After years of lugging a cliche around in the back of your mind, you wind up with a choice. You can accept the truth of it, and be no worse off. Or you can finagle a way to, ah, investigate.
So do firefighters really cook as well as we're told?
Thanks to your wife, you finally have a chance to put this old wheeze to the test. It begins at a "casino night" fund-raiser for the South Bay Sunrise Rotary Club. At a mock horse race, she picks a 70-to-1 longshot and, ding-dong, you are the happy winner of dinner for four at -- and let's give these guys credit, please -- the very best the LAFD has to offer, Station 112.
"Great," says Battalion Chief Louis A. Roupoli. "You won't be disappointed."
The Los Angeles Fire Department's Marine Task Force Station 112 in San Pedro is distinctive for several reasons. One of them is that it's home to "the most powerful fireboat in the world," about which we will learn more. Also, the fire station was built recently in one of those fortunate interludes between civic budget crises, so that you will be eating from a Wolf industrial stove in a glass-fronted mess hall with a waterfront view. For another thing, crewing on a harbor fireboat is highly desirable duty. The politics of seniority thus assures that there won't be any rookies in the kitchen.
"Nobody's learning here," you are advised.
A few introductory words about the cliche of firefighters and food: Thumb through books written on the subject and you realize how deeply rooted this idea is in our culture. In the comfortable small-town imagery of an emerging nation a century ago, the volunteer fire hall was host to family-style community feasts on Sunday. Later, with the rise of professional firefighters, these kitchens became the home away from home for crews who stood 24-hour shifts.
Still, there are reasons to wonder. The patois of the firehouse cook is full of words like "grub" and "no nonsense" and "all-American." How many sins of the ordinary can be camouflaged in such language?
So you inquire: Chief, what's on the menu?

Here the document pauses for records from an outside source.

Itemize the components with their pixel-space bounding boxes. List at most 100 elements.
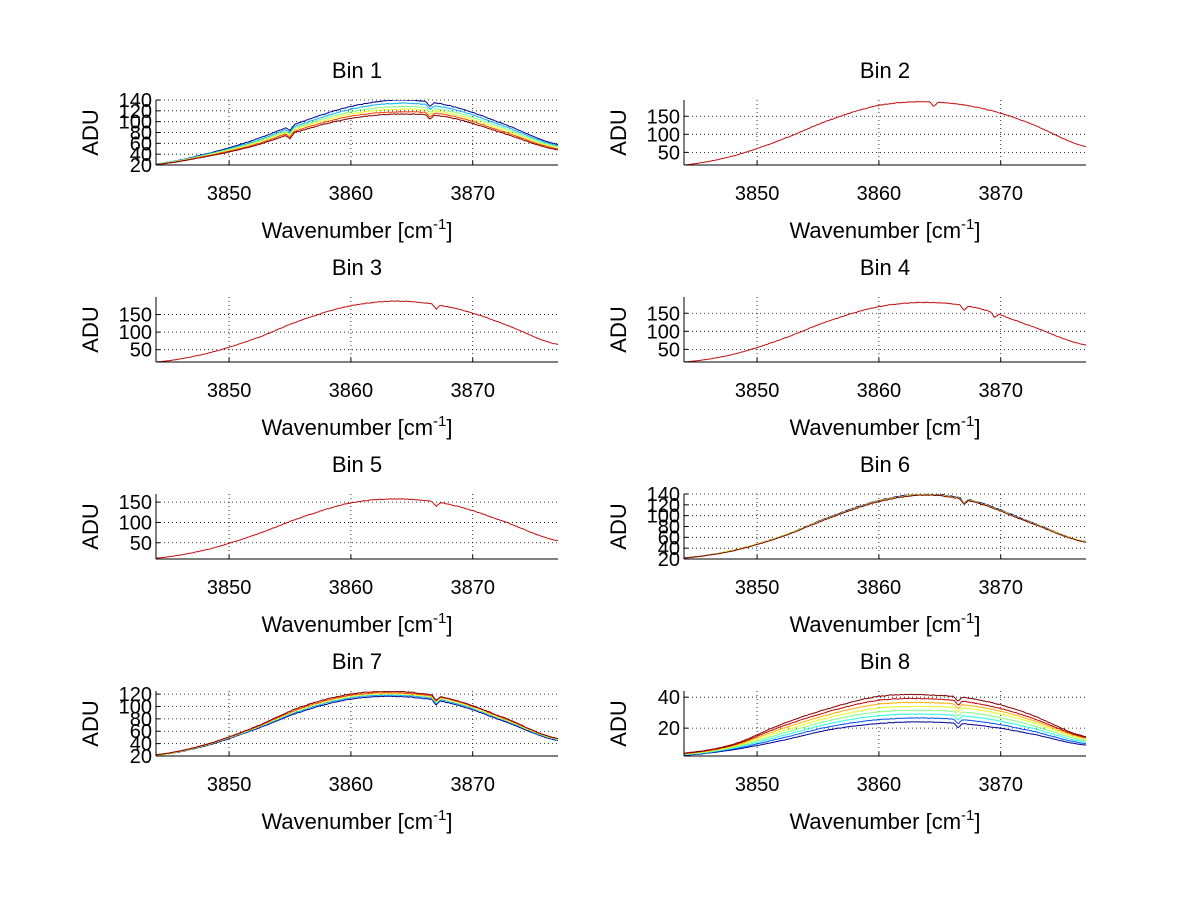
series-line-3 — [684, 713, 1086, 756]
subplot-title: Bin 3 — [332, 255, 382, 280]
series-line-2 — [156, 102, 558, 165]
x-axis-label: Wavenumber [cm-1] — [261, 807, 452, 834]
x-axis-label: Wavenumber [cm-1] — [261, 610, 452, 637]
x-tick-label: 3850 — [207, 774, 252, 796]
x-axis-label-main: Wavenumber [cm — [261, 612, 433, 637]
y-tick-label: 100 — [647, 506, 680, 528]
subplot-title: Bin 5 — [332, 452, 382, 477]
x-axis-label-superscript: -1 — [433, 216, 446, 233]
series-line-3 — [156, 105, 558, 165]
y-tick-label: 140 — [119, 90, 152, 112]
x-tick-label: 3850 — [207, 577, 252, 599]
series-line-5 — [684, 705, 1086, 755]
y-axis-label: ADU — [78, 306, 103, 352]
x-axis-label: Wavenumber [cm-1] — [789, 610, 980, 637]
x-axis-label-main: Wavenumber [cm — [261, 809, 433, 834]
x-tick-label: 3870 — [978, 774, 1023, 796]
x-tick-label: 3850 — [735, 183, 780, 205]
series-line-1 — [684, 721, 1086, 756]
x-axis-label-main: Wavenumber [cm — [789, 809, 961, 834]
subplot-bin-7: Bin 7 ADU Wavenumber [cm-1] 3850 3860 3870 204… — [78, 649, 558, 834]
y-tick-label: 20 — [130, 155, 152, 177]
y-tick-label: 40 — [130, 144, 152, 166]
x-axis-label-main: Wavenumber [cm — [789, 415, 961, 440]
series-line-1 — [684, 101, 1086, 165]
x-axis-label-end: ] — [974, 218, 980, 243]
y-tick-label: 40 — [658, 538, 680, 560]
y-tick-label: 100 — [119, 512, 152, 534]
series-line-4 — [156, 691, 558, 756]
y-tick-label: 100 — [647, 124, 680, 146]
y-tick-label: 150 — [647, 106, 680, 128]
x-axis-label: Wavenumber [cm-1] — [261, 413, 452, 440]
series-line-7 — [684, 697, 1086, 754]
x-axis-label-end: ] — [446, 612, 452, 637]
y-axis-label: ADU — [606, 503, 631, 549]
x-tick-label: 3860 — [857, 183, 902, 205]
y-axis-label: ADU — [78, 700, 103, 746]
x-tick-label: 3860 — [329, 183, 374, 205]
series-line-1 — [156, 498, 558, 559]
series-line-1 — [156, 300, 558, 362]
y-tick-label: 20 — [658, 718, 680, 740]
y-tick-label: 120 — [119, 684, 152, 706]
y-tick-label: 60 — [658, 527, 680, 549]
y-tick-label: 50 — [130, 340, 152, 362]
y-tick-label: 150 — [119, 492, 152, 514]
x-axis-label-end: ] — [974, 612, 980, 637]
subplot-title: Bin 2 — [860, 58, 910, 83]
y-tick-label: 80 — [130, 123, 152, 145]
x-tick-label: 3860 — [857, 380, 902, 402]
x-axis-label-superscript: -1 — [961, 807, 974, 824]
y-tick-label: 120 — [647, 495, 680, 517]
subplot-title: Bin 4 — [860, 255, 910, 280]
x-axis-label-end: ] — [446, 218, 452, 243]
x-tick-label: 3870 — [978, 183, 1023, 205]
subplot-title: Bin 6 — [860, 452, 910, 477]
series-line-6 — [156, 113, 558, 165]
x-tick-label: 3870 — [450, 577, 495, 599]
y-tick-label: 150 — [119, 305, 152, 327]
x-axis-label-end: ] — [974, 809, 980, 834]
x-axis-label-end: ] — [446, 415, 452, 440]
y-tick-label: 100 — [119, 112, 152, 134]
y-axis-label: ADU — [606, 109, 631, 155]
x-tick-label: 3870 — [978, 380, 1023, 402]
subplot-title: Bin 7 — [332, 649, 382, 674]
series-line-1 — [156, 100, 558, 165]
y-tick-label: 20 — [130, 746, 152, 768]
x-tick-label: 3850 — [735, 577, 780, 599]
y-tick-label: 40 — [658, 687, 680, 709]
series-line-3 — [156, 692, 558, 756]
subplot-title: Bin 1 — [332, 58, 382, 83]
subplot-bin-6: Bin 6 ADU Wavenumber [cm-1] 3850 3860 3870 204… — [606, 452, 1086, 637]
series-line-3 — [684, 494, 1086, 559]
series-line-4 — [684, 709, 1086, 755]
y-tick-label: 40 — [130, 734, 152, 756]
x-axis-label-superscript: -1 — [961, 610, 974, 627]
y-tick-label: 80 — [658, 517, 680, 539]
y-tick-label: 20 — [658, 549, 680, 571]
x-tick-label: 3870 — [450, 183, 495, 205]
x-axis-label: Wavenumber [cm-1] — [789, 413, 980, 440]
y-tick-label: 60 — [130, 133, 152, 155]
x-axis-label-superscript: -1 — [433, 610, 446, 627]
y-tick-label: 80 — [130, 709, 152, 731]
x-axis-label-main: Wavenumber [cm — [789, 612, 961, 637]
y-tick-label: 60 — [130, 721, 152, 743]
series-line-1 — [684, 301, 1086, 362]
x-axis-label-end: ] — [446, 809, 452, 834]
x-tick-label: 3850 — [735, 380, 780, 402]
x-axis-label-superscript: -1 — [433, 413, 446, 430]
x-axis-label-superscript: -1 — [433, 807, 446, 824]
x-tick-label: 3860 — [329, 774, 374, 796]
x-tick-label: 3850 — [735, 774, 780, 796]
y-tick-label: 50 — [130, 533, 152, 555]
x-tick-label: 3860 — [857, 577, 902, 599]
x-tick-label: 3870 — [450, 774, 495, 796]
series-line-1 — [156, 695, 558, 756]
x-tick-label: 3850 — [207, 380, 252, 402]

"We'll do something with a marinara sauce," Roupoli replies, blithely.
Oh.
He offers a context: His family settled in San Pedro four generations ago at the beginning of a sizable migration of Italians to the north side of the Los Angeles harbor. The Roupoli name threads its way through the history of San Pedro and still retains its ethnic pride. So naturally, dinner will be pasta.
A turn at the stove
If you happen to rub shoulders with the foodie crowd, however, marinara sauce conjures up dubious thoughts: Say, supper at the Cleavers' house with Wally and the Beav.
So you turn up the pressure a little. You ask, will this dinner hold up to scrutiny of a larger audience?
"It's all in the sauce," Roupoli replies, unfazed.
As happens, this Sunday's rotation -- every firefighter takes a turn at the stove -- has John Donato cooking. An 18-year veteran of the LAFD, Donato is also a native of San Pedro's Italian American community. He recalls growing up with the ritual gathering of extended family on Sundays for pasta, everybody helping out. It was here that a young boy began to understand the significance of food to the cohesiveness of a clan.
A good sign: The door to station 112 opens and you are enveloped in the aroma of garlic, fresh basil, sweet onions, crushed tomatoes and meat put to the heat. Mind you, this is a large building. It encases a 105-foot, 200-ton fireboat, a pumper engine, a foam tender truck, a paramedic ambulance, a handball court, a dormitory -- and the kitchen is at the far end from the front door. Donato has filled a quarter-block of San Pedro waterfront with the welcoming smells of boyhood Sundays.
The rite commenced the same as always. The chop-chop-sizzle of diced onions, minced garlic, ripe olive oil and flame is to comfort food what the Barcalounger is to grandpa's tired back -- the beginning of a promise of better things to come.
Donato holds a stance in front of the stove, but his movements are nonchalant, automatic. His recipe requires thought only in recounting, not in execution. He is cooking with his nose.
He jabs a spoon into the liquid, which is a darker shade of red than the fireboat down the hall. But the spoon won't go to the bottom. Something here isn't familiar.
At the center of Donato's simmering sauce is a boneless beef shoulder roast the size of a pumpkin. Yes, there is a bucketful of Roupoli's Parmesan meatballs in there too, garnished with a piglet's worth of garlic sausages from a local Italian butcher. But the roast, dimpled with still more garlic, commands the pot.
The sauce went on at midday. It will simmer all afternoon over the gentlest of flame, barely enough to raise lethargic bubbles. Simultaneously, meats are allowed to marinate and braise. The mingling of so many juices cannot be hurried, and why would it?
Donato is cooking with his eyes now. Flavors concentrate and mellow as the sauce thickens. He gauges its strength from dribbles off his stirring spoon.